62- CUMA SURESİ

Medenîdir, on bir âyettir.

(9. âyetten itibaren cuma namazından bahsedildiği için bu ad verilmiştir.)

Rahman ve Rahîm Allah Adıyla

1- Tenzîh eder ne varsa göklerde ve ne varsa yeryüzünde; her şeye sâhip ve mutasarrıf olan, ayıplardan ve noksanlardan arı bulunan üstün, hüküm ve hikmet sâhibi Allah'ı.328

2- O, bir mâbuttur ki Mekkeliler içinden, kendi cinslerinden bir peygamber göndermiştir; onlara âyetlerini okumaktadır ve onları tertemiz bir hale getirmektedir ve onlara kitabı ve şerîatlerin hikmetlerini öğretmektedir ve bundan önce onlar, elbette apaçık bir sapıklık içindeydiler.

3- Ve onlardan başkalarına ki henüz onlara katılmamışlardır ve odur üstün olan hüküm ve hikmet sâhibi.[1][2]

4- Bu, Allah'ın lütufudur, ihsânıdır, dilediğine verir onu ve Allah, pek büyük bir lütuf ve ihsân sâhibidir.

5- Kendilerine Tevrat yüklenenler, sonra da onunla amel etmeyenler, eşşeğe benzerler ki koca-koca kitaplar taşımada; Allah'ın delillerini yalanlayan topluluğa getirilen örnek, ne de kötü bir örnek ve Allah, zâlim topluluğu doğru yola sevketmez.

6- De ki: Ey Yahûdi olanlar, eğer gerçekten de öbür insanlar hâriç, kendinizi, Allah'ın dostları sanıyorsanız, sözünüz doğruysa isteyin ölümü.

7- Ve ebedîyen istiyemezler onu, elleriyle hazırladıkları şeyler yüzünden ve Allah, zâlimleri bilir.

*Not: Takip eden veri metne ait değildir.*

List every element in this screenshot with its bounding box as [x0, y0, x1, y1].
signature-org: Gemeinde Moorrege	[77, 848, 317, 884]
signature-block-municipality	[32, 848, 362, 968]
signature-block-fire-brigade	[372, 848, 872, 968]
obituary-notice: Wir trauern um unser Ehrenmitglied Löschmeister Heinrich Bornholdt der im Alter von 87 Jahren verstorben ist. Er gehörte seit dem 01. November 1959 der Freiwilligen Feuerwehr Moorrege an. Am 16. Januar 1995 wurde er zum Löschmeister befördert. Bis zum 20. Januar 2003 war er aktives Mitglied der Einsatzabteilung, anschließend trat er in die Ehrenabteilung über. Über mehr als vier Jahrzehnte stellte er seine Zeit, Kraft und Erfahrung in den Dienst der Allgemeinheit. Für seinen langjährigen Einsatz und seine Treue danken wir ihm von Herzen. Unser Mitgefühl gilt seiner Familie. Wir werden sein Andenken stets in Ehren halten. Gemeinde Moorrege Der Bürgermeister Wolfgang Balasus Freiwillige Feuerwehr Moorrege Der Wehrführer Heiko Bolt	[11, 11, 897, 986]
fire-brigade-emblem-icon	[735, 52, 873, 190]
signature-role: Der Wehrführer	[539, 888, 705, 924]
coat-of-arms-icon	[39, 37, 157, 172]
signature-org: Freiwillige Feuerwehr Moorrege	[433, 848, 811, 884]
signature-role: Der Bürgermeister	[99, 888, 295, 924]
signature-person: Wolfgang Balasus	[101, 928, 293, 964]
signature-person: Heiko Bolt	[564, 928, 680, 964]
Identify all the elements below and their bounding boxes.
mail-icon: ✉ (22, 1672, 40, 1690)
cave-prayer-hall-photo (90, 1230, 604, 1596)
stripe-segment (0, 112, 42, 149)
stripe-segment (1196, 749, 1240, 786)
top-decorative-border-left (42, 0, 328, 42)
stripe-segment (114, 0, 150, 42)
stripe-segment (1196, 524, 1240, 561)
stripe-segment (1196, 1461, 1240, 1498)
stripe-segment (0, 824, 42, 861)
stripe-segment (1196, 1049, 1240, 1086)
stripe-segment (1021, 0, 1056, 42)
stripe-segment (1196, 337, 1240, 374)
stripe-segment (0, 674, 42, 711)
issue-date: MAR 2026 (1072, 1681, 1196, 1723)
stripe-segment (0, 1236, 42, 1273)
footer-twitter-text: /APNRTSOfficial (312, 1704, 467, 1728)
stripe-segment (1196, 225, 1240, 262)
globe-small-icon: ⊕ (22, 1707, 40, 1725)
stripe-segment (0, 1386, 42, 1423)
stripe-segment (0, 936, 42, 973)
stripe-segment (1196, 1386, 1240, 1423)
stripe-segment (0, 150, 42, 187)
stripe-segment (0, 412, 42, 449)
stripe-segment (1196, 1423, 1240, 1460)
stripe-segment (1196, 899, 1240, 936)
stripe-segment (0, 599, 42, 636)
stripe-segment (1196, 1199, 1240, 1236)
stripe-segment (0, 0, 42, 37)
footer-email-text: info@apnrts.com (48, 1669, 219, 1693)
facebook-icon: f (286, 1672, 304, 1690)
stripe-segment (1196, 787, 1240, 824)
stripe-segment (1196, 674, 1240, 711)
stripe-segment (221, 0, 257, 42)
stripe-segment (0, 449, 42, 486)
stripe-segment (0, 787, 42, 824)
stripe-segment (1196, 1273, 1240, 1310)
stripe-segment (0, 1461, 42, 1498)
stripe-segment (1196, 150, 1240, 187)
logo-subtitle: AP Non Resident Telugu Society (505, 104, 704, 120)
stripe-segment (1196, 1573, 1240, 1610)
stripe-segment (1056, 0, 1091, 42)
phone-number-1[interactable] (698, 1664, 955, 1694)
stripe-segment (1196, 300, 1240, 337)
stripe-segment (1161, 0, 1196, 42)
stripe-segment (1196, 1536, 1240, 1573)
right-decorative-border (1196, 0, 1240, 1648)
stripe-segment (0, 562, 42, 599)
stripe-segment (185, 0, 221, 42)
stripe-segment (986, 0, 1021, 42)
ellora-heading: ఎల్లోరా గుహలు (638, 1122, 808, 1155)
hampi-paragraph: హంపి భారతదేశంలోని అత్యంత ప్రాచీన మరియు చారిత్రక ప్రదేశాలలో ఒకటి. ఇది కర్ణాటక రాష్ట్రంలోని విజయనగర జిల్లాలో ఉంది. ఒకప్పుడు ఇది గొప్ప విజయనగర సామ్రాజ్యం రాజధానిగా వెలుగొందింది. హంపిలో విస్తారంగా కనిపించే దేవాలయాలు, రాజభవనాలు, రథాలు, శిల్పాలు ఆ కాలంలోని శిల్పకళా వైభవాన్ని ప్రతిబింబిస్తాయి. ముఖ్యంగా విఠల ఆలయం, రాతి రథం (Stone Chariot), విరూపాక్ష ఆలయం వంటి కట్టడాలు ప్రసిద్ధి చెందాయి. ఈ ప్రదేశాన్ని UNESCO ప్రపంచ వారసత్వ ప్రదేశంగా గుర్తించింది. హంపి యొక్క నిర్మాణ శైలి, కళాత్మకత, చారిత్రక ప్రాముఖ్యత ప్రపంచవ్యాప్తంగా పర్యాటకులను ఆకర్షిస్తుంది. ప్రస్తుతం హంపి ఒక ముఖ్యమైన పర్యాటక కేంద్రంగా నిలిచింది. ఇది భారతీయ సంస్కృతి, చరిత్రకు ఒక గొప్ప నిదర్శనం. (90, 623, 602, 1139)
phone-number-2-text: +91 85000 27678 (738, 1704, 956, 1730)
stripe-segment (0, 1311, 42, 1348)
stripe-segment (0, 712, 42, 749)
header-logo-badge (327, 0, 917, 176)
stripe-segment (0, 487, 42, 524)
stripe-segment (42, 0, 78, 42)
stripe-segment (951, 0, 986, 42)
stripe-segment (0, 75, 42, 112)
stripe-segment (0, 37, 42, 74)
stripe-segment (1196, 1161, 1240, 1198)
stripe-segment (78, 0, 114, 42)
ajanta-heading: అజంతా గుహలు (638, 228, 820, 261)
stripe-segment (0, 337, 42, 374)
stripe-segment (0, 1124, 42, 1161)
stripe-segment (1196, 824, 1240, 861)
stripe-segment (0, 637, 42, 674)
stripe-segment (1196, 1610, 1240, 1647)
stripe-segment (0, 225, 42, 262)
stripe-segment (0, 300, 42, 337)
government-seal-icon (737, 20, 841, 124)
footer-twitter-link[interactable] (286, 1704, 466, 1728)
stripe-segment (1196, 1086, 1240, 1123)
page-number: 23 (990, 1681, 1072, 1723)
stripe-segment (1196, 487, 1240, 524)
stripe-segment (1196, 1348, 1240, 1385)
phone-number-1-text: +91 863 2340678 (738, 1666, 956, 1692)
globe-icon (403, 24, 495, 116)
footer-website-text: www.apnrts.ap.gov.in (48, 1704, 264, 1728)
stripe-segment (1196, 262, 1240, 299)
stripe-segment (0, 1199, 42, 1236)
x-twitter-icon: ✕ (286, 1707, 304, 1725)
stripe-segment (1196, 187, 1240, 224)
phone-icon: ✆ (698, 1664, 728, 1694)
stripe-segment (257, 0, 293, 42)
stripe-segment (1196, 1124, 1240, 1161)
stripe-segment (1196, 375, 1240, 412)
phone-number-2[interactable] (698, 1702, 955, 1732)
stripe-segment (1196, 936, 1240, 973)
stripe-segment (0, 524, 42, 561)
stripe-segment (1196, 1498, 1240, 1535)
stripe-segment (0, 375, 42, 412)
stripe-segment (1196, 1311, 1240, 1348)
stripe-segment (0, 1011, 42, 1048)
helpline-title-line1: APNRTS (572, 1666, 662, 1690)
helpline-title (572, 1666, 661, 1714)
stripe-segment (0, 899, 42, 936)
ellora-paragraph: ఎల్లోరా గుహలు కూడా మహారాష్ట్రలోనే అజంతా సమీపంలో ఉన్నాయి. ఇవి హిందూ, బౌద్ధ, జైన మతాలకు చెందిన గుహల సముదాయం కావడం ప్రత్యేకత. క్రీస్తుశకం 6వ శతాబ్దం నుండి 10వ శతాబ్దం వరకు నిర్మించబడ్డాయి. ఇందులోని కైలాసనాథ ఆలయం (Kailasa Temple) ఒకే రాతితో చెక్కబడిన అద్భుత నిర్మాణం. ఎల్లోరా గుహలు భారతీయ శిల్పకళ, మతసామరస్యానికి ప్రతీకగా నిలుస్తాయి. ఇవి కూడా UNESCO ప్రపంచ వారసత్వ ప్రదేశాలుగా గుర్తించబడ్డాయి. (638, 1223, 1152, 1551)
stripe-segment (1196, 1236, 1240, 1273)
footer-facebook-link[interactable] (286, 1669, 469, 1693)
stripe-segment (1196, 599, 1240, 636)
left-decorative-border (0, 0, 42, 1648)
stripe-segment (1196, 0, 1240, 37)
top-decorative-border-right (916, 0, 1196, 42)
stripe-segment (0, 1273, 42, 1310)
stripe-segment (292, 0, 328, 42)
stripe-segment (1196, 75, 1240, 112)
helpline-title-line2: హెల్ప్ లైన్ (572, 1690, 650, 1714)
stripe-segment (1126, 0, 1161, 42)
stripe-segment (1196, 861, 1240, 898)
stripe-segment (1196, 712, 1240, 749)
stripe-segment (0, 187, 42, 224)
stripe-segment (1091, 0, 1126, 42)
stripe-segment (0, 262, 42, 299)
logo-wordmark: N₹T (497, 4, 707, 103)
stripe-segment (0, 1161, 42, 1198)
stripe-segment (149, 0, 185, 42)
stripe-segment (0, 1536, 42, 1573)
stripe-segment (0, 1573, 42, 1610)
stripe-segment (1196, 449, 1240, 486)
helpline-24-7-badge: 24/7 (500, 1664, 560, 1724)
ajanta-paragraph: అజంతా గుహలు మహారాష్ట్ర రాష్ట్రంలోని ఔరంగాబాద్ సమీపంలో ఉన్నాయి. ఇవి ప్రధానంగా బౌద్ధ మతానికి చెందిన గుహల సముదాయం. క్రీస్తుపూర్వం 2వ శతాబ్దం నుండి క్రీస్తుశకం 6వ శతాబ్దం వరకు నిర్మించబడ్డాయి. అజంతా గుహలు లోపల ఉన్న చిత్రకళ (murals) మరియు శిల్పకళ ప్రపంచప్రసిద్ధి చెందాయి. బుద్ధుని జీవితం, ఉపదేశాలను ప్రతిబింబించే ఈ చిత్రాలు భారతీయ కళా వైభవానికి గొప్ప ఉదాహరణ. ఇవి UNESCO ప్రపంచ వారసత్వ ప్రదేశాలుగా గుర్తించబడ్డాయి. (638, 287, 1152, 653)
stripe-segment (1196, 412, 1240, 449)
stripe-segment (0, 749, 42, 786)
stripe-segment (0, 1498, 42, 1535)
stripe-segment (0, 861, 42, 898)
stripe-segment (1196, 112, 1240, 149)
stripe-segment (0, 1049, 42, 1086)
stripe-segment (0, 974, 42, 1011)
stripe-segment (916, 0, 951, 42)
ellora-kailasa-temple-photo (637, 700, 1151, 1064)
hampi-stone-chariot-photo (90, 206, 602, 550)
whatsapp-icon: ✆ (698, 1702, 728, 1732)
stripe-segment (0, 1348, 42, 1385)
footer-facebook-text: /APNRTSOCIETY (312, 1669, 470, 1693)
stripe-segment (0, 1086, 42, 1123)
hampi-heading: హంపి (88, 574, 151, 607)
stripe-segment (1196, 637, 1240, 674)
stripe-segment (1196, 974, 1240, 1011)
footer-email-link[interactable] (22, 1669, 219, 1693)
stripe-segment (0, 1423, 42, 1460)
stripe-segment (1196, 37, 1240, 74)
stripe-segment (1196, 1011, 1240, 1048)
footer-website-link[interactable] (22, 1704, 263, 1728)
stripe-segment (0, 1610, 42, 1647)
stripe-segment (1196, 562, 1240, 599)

8- De ki: Gerçekten de ondan kaçıp durduğunuz ölüm yok mu; hiç şüphe yok ki size ulaşacaktır o da sonra gizliyi de, görüneni de bilen mâbudun tapısına götürüleceksiniz, derken size, bütün yaptıklarınızı haber verecek.

9- Ey inananlar cumâ günü namaz için nidâ edilince size, hemen Allah'ı anmaya koşun ve bırakın alış-verişi; bu, daha da hayırlıdır size bilirseniz.330

10- Namazı kıldınız mı da artık yeryüzüne dağılın ve Allah'ın lûtfunu, ihsânını arayın ve çok anın Allah'ı da kurtulup murâda erin.

11- Ve onlar, bir alış-veriş, yahut eğlence görünce ona gidip dağıldılar ve seni ayakta bıraktılar; de ki: Allah'ın katındaki daha da hayırlıdır alış-verişten ve eğlenceden ve Allah, rızık verenlerin en hayırlısıdır.

 


 
[1][1]) Âyette "Ümmiyyîn" kelimesi geçer. Ümmi, okuma yazma bilmeyen demektir. Ümmiler de okuma yazma bilmeyenlerdir. Ancak 6. sûrenin 92. âyetiyle 42. sûrenin 7. âyetinde Mekke, şehirlerin aslı, temeli anlamına gelen "Ümm-ül-Kurâ" diye anılmış olduğundan "Ümmi, Ümmiler", Mekkeli ve Mekkeliler anlamına da gelir. İlk anlama göreyse Araplar mânasını ifade eder. Bu, Mücâhid ve Katâde'den rivâyet edilmiştir.
[2][2]) "Onlardan başkaları", Arap olmayanlardır. Bunlar kimlerdir diye sorulunca Hz. Muhammed (s.a.a), elini Selmân-ı Fârisi'nin omuzuna koymuş ve iman, Ülker yıldızında olsaydı bunlardan gelen erler gene uzanırlar, onu alırlardı buyurmuştur (al-Tecrid, 2, Kitâbu Tefsir-il-Kur’ân, 118).